In 1984, the company name formally adopted "Mazda." The 1980s also saw the birth of the MX-5 Miata, one of its most successful and most decorated models. In 1991, a Mazda 787 B became the first rotary-powered automobile and the first Japanese-made car to have won the 24 Hours of Le Mans race.
More recently, Mazda has adopted an environment-friendly stance when it comes to the development of its vehicles via the Sustainable Zoom-Zoom strategy. This led to the introduction of SKYACTIV technologies in its vehicle. From a design perspective, the KODO – Soul of Motion has been incorporated in the styling of its newer models.
Mazda is one of the prominent brands in the local automotive scene, with a good installed base in the sedan, compact car, and sports utility vehicle (SUV) market segments. In the Philippines, Mazda is exclusively distributed by Bermaz Auto Philippines Inc. (BAP). Mazda is exclusively distributed by Berjaya Auto Philippines (BAP). The Japanese car maker currently has 21 authorized dealers in the Philippines. Fourteen of them are in Luzon, three are in Visayas, and four are in Davao. It is currently constructing a PhP250 million-warehouse and training facility within a 2.5-hectare property in Cabuyao, Laguna. The project is slated for completion before the year 2019 ends.
Mazda has a good base of Mazda-centric clubs who occasionally hold activities and events, which are well-supported by Mazda Philippines. Such activities include gatherings to display their prized Mazda cars.
Mazda's best-selling models from its current lineup include the CX-5, the Mazda 3, the Mazda CX-3, and the Mazda 2. The CX-5 is crossover that scores high in practicality and safety features. Mazda offers this vehicle in three engine options: a 2.2-liter in-line four-cylinder DOHC diesel engine, and a 2.0-liter and 2.5-liter petrol version of the same. All variants are mated to a six-speed automatic transmission. The diesel powertrain generates up to 173 horsepower at 4,500 revolutions per minute (rpm) and a peak torque of 420 Nm at 2,000 rpm.
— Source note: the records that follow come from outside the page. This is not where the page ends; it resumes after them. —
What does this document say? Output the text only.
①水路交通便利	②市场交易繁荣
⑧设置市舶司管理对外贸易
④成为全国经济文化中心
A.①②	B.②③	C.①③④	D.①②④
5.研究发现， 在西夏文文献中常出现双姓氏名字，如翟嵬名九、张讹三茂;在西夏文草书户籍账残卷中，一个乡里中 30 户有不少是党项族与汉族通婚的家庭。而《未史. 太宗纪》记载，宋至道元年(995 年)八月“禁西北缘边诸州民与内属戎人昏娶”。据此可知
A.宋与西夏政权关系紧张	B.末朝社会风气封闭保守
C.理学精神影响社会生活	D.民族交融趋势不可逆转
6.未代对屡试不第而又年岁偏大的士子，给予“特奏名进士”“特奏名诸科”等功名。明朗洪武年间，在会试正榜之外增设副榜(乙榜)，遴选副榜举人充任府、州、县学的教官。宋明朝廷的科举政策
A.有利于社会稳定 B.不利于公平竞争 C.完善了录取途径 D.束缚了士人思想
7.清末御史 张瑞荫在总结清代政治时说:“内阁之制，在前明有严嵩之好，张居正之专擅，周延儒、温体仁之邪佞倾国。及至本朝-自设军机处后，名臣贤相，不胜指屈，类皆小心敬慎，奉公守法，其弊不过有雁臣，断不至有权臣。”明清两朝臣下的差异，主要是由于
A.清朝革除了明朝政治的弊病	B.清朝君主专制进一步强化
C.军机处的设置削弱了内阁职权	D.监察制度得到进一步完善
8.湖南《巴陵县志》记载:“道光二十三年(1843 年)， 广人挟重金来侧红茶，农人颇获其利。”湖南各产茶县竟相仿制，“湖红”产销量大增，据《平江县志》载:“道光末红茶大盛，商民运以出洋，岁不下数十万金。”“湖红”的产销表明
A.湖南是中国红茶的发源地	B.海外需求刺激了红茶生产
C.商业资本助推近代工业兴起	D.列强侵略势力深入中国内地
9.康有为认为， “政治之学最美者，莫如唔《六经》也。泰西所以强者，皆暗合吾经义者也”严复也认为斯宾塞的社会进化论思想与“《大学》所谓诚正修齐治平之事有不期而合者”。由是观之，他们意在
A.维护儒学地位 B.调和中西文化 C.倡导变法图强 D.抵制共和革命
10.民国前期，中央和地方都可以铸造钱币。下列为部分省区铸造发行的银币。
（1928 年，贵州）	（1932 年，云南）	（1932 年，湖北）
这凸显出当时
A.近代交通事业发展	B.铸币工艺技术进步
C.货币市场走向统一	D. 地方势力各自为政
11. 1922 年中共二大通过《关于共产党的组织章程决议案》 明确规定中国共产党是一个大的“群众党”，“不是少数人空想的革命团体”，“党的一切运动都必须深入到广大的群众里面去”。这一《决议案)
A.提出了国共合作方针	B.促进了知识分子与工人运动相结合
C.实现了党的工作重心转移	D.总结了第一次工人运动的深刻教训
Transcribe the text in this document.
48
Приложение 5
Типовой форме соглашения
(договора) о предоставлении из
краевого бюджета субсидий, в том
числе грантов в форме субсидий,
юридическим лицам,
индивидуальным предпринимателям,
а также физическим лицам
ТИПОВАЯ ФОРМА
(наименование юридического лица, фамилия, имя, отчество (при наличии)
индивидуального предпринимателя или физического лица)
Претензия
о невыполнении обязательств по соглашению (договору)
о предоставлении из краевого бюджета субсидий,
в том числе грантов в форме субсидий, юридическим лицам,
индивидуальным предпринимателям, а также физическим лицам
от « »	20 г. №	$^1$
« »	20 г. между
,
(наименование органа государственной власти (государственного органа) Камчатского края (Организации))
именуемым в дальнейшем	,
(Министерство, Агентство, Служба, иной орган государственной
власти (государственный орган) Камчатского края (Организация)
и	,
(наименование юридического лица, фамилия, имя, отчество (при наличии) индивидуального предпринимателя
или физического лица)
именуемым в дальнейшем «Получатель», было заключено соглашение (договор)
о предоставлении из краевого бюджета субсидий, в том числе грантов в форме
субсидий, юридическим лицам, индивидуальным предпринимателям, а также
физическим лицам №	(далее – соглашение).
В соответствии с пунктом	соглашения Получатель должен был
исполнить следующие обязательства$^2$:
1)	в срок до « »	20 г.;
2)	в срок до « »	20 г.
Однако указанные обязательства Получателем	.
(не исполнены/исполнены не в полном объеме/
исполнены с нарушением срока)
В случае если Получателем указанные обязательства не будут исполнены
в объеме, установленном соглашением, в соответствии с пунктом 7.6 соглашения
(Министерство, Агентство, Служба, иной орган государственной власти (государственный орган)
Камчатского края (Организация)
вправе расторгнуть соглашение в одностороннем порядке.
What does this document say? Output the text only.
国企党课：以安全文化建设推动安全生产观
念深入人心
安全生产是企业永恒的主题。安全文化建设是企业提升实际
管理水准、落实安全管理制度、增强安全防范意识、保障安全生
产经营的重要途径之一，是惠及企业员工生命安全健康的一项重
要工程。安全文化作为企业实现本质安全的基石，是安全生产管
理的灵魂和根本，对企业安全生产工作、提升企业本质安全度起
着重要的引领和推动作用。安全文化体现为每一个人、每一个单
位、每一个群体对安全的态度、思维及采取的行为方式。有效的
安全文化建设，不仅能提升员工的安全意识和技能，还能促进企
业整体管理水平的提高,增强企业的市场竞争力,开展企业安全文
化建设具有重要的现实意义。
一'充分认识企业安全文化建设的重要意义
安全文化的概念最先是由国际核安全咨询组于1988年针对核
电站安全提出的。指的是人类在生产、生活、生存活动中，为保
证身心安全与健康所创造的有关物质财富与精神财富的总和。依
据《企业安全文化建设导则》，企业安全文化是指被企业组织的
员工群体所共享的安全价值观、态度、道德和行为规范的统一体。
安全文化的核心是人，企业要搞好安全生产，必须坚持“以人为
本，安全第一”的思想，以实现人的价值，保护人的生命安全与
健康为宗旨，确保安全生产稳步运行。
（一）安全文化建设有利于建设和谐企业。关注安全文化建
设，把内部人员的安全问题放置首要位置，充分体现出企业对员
The bigger petrol engine has a maximum output of 187 horsepower at 6,000 rpm and 251 Nm of torque at 4,000 rpm.
The Mazda 3 comes in sedan and hatchback form. Both variants are available in either a 1.5-liter or 2.0-liter In-line four-cylinder DOHC, 16 valve petrol engine, both mated to a six-speed automatic transmission equipped with Sport Mode. The bigger engine can unleash up to 151 horsepower at 6,000 rpm and a peak torque of 200 Nm at 4,000 rpm.
The CX-3 is a small SUV that boasts of aerodynamic and sporty styling. It is powered by a 2.0-liter petrol engine that is mated to a six-speed automatic transmission with Sport Mode. It can produce a maximum power of 146 horsepower at 6,000 rpm and 192 of torque at 2,800 rpm. Mazda offers this model in all-wheel drive and front-wheel drive options.
Like the Mazda 3, the Mazda 2 is available in sedan and hatchback body styles and four trims. Under the hood is a 1.5-liter petrol engine paired to an automatic transmission, with a manual option for one of the sedan trims. Maximum output is pegged at 106 horsepower at 6,000 rpm and 139 Nm at 4,000 rpm.
Mazda has built a global network of headquarters, production facilities, research and development centers, and dealerships in several countries to reach more 130 countries. Mazda's main base is Japan, where its global headquarters and Mazda R&D Center are located. It has two overseas headquarters -- Mazda North American Operations in California and Mazda Motor Europe in Leverkusen, Germany.
The organization operates five major production plants, namely the Hiroshima Plant in Aki-gun, Hiroshima, Japan; the Hofu Plant in Yamaguchi, Japan; the Changan Mazda Automobile in Nanjing, China; the AutoAlliance in Rayong, Thailand, and the Mazda de Mexico Vehicle Operation in Guanajuato, Mexico.